Grasso et al.12  recently demonstrated that titrating PEEP to a PPLAT,L level close to the upper physiological limit (25 cm H2O) optimizes oxygenation and lung mechanics in patients with early, severe ARDS and refractory hypoxemia. In this study, we replicated these findings in patients with early, mild, diffuse ARDS. Indeed, in our patients, the OLA strategy increased PPLAT,L from 21.7 ± 1.9 to 25.7 ± 1.9 cm H2O. Furthermore, driving pressure decreased from 17.9 ± 1.5 to 15.4 ± 2.1 cm H2O, suggesting a reduction of tidal mechanical stress.

Our study has some limitations: (1) we studied a relatively small number of highly selective patients, and therefore, our data need further confirmation to be extrapolated to clinical practice; and (2) patients with mild, early, diffuse ARDS and normal chest wall mechanics are easily recruitable.47,48  Our results may not apply to patients with more severe, late, and/or nondiffuse ARDS forms.

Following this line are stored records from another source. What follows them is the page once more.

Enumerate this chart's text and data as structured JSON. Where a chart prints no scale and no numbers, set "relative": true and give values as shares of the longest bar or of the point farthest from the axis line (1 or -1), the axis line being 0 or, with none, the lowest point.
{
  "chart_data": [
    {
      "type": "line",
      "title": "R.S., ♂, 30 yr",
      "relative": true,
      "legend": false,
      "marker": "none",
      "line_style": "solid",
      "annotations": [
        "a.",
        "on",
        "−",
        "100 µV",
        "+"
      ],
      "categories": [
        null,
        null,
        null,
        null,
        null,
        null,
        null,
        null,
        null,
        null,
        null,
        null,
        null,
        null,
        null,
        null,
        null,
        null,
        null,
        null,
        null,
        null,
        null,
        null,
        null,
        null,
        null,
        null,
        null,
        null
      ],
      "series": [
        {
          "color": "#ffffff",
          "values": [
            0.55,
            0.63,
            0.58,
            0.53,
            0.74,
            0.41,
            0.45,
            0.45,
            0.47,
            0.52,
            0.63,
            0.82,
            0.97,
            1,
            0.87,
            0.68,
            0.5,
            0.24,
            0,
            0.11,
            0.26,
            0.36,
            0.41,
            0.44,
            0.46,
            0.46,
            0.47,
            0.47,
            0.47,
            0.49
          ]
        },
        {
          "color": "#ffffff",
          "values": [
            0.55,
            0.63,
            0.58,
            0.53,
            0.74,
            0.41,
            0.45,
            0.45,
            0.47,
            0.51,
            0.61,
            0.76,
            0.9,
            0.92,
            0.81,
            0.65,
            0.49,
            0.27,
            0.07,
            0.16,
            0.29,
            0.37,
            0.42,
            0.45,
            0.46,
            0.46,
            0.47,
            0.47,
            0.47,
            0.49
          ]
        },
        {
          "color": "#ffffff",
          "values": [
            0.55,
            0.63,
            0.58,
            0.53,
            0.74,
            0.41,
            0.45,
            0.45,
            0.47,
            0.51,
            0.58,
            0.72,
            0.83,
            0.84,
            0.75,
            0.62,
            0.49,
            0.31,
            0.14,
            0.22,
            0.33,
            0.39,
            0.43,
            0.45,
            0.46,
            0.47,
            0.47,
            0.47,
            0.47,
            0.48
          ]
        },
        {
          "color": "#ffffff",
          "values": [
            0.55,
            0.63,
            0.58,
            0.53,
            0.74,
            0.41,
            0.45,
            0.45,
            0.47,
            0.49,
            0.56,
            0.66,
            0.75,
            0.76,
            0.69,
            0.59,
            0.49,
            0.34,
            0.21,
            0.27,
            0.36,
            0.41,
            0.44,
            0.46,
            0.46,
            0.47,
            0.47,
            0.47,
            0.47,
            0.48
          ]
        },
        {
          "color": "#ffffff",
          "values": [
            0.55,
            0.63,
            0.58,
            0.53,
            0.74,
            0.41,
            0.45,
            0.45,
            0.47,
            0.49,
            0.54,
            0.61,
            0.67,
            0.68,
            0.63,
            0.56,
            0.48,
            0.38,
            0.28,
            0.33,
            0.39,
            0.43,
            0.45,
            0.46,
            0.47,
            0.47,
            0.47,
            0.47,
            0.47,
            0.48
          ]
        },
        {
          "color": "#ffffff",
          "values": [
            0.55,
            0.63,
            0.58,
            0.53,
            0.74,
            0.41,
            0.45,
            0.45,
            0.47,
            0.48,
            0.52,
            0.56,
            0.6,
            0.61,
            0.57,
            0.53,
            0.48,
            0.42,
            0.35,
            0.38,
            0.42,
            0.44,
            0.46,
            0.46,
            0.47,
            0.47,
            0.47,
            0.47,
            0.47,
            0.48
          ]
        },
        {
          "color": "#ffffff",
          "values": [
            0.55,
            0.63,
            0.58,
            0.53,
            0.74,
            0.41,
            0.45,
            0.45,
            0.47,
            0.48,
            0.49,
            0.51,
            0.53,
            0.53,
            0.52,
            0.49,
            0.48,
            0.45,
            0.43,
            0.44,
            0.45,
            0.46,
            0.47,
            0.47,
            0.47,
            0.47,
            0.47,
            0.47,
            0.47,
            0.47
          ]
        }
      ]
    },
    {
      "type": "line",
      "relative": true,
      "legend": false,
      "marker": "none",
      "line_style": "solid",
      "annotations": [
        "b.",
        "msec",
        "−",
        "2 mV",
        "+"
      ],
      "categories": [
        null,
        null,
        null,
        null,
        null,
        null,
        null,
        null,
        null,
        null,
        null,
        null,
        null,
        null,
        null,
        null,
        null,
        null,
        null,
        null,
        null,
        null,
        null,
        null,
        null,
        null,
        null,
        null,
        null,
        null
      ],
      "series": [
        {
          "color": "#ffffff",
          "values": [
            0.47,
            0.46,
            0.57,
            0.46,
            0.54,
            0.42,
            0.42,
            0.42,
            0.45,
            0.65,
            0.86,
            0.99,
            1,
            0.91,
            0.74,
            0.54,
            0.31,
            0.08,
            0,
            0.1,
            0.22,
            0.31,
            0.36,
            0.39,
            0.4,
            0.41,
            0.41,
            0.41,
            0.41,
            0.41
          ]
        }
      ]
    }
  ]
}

In conclusion, our pilot study shows that the OLA improves oxygenation and lung mechanics in patients with early, mild, diffuse ARDS. It also confirms the usefulness of EIT as an online tool subsidiary to periodic CT scans in assessing the regional effects of lung-protective ventilation in ARDS. Further studies are required to define the clinical impact of the OLA in mild ARDS.

The study was financially supported by institutional department funds, University of Foggia, Foggia, Italy.

The authors declare no competing interests.